Gov. Nathan Deal’s plan to help financially ailing rural hospitals, announced last month, has drawn strong praise from legislators and health industry leaders.
Deal proposed a change in licensing rules to permit a struggling rural hospital, or one that recently closed, to offer downsized services that would include an emergency department.
But a drawback has emerged – one that, if unchanged, may lower the chances of these freestanding ERs being built.
Such facilities, as proposed, would not be able to bill Medicare or Medicaid at the current hospital rates, but would have to bill those programs at a lower “provider’’ rate.
Clyde Reese, commissioner of the Department of Community Health, told GHN on Tuesday that it may take legislation, or regulatory approval from federal health officials, to create a format so these freestanding rural facilities would draw higher reimbursements than is now possible.
Reese said possible revisions would be discussed by the newly created rural hospital stabilization committee.
Deal made his announcement about rural Georgia hospitals in response to the closures of four of them in the past two years.
The kind of downsized hospital facility he envisions could provide childbirth services and some kinds of elective surgery as well as the usual emergency room services, he said.
Community Health held a public comment hearing Tuesday on the proposal for freestanding emergency departments.
Jimmy Lewis of Hometown Health, an organization of rural hospitals, said it’s “an excellent first step’’ but also noted that reimbursement for these facilities needs to be addressed.
A former Georgia Medicaid director, Mark Trail of Health Management Associates, told GHN that a regular hospital’s outpatient and inpatient rates — paid as a percentage of its costs — are significantly higher than a provider rate for services, which is a fixed price.
A spokeswoman for Gov. Deal, Sasha Dlugolenski, said Tuesday, “It is true that these rural freestanding emergency departments won’t be able to receive a facility fee because they would no longer be classified as hospitals; however, they can still bill fee-for-service as a provider for any allowable services they choose to provide, such as basic OB/GYN services.”
“We will continue to monitor the situation alongside the Department of Community Health, but…feel confident that the licensure modification will help rural hospitals that are in danger of shutting down entirely stay operational and continue providing the most essential services to their communities.”
Many rural hospitals have large numbers of uninsured patients, and have to absorb the costs of treating them. That’s one of the reasons why such facilities are struggling.
Experts say these hospitals would be helped financially under an expansion of Medicaid, because many of those uninsured people would then have coverage.
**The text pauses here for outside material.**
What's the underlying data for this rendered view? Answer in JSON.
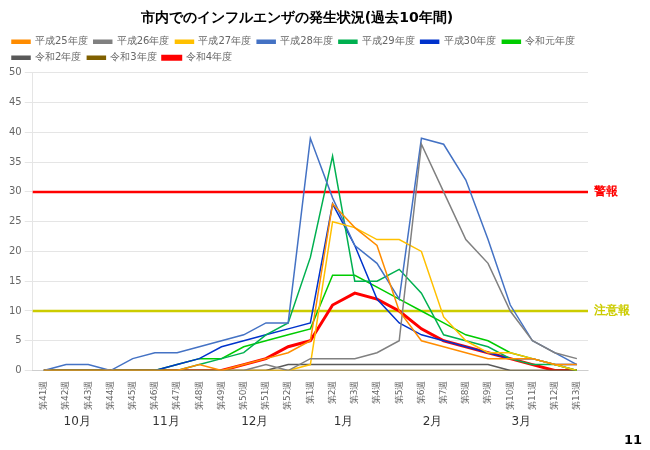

But the governor, backed by the Republican leadership in the Legislature, has said “no” to expansion, citing the costs to the state.
Beth Stephens, health access program director for the consumer group Georgia Watch, said Tuesday that freestanding ERs could help increase health care options for a community that has lost a hospital.
But she added that “this is not a lifeline for rural hospitals and it’s not an alternative to Medicaid expansion.”
The idea does not eliminate the problem of providing unreimbursed care to patients without insurance, Stephens said. Expanding Medicaid would be a better solution, she said.
Rural health care emerged as a major issue at the outset of the General Assembly session, with state Rep. Sharon Cooper (R-Marietta), who chairs the House Health and Human Services Committee, telling WABE that “there are some of those rural hospitals that need to close.”
Two days later, Cooper backtracked on that comment, saying that closing rural hospitals is an “unthinkable proposition,’’ according to the AJC. Cooper said closing hospitals “would have serious consequences on the affected community, hurting it economically and limiting access to acute care for Georgians.”
Sen. David Lucas (D-Macon) introduced legislation that would help rural areas such as Hancock County — where the hospital closed several years ago — to build “stabilization centers.’’ Such a center would have the mission of stabilizing the condition of a patient whose life may be at risk.
But Lucas’ bill failed to gain traction. Some said it would run into problems with the state’s health facility regulatory apparatus, called certificate of need, or CON. These CON laws govern such issues as the construction and expansion of medical facilities in Georgia.
Separately, the rural Georgia hospital that closed in February, Lower Oconee Community Hospital in Glenwood, has reopened under a new owner. But its future is uncertain. Reese said Tuesday that Lower Oconee’s Medicare and Medicaid provider numbers have been terminated, meaning that currently it can’t bill those programs for services to their beneficiaries.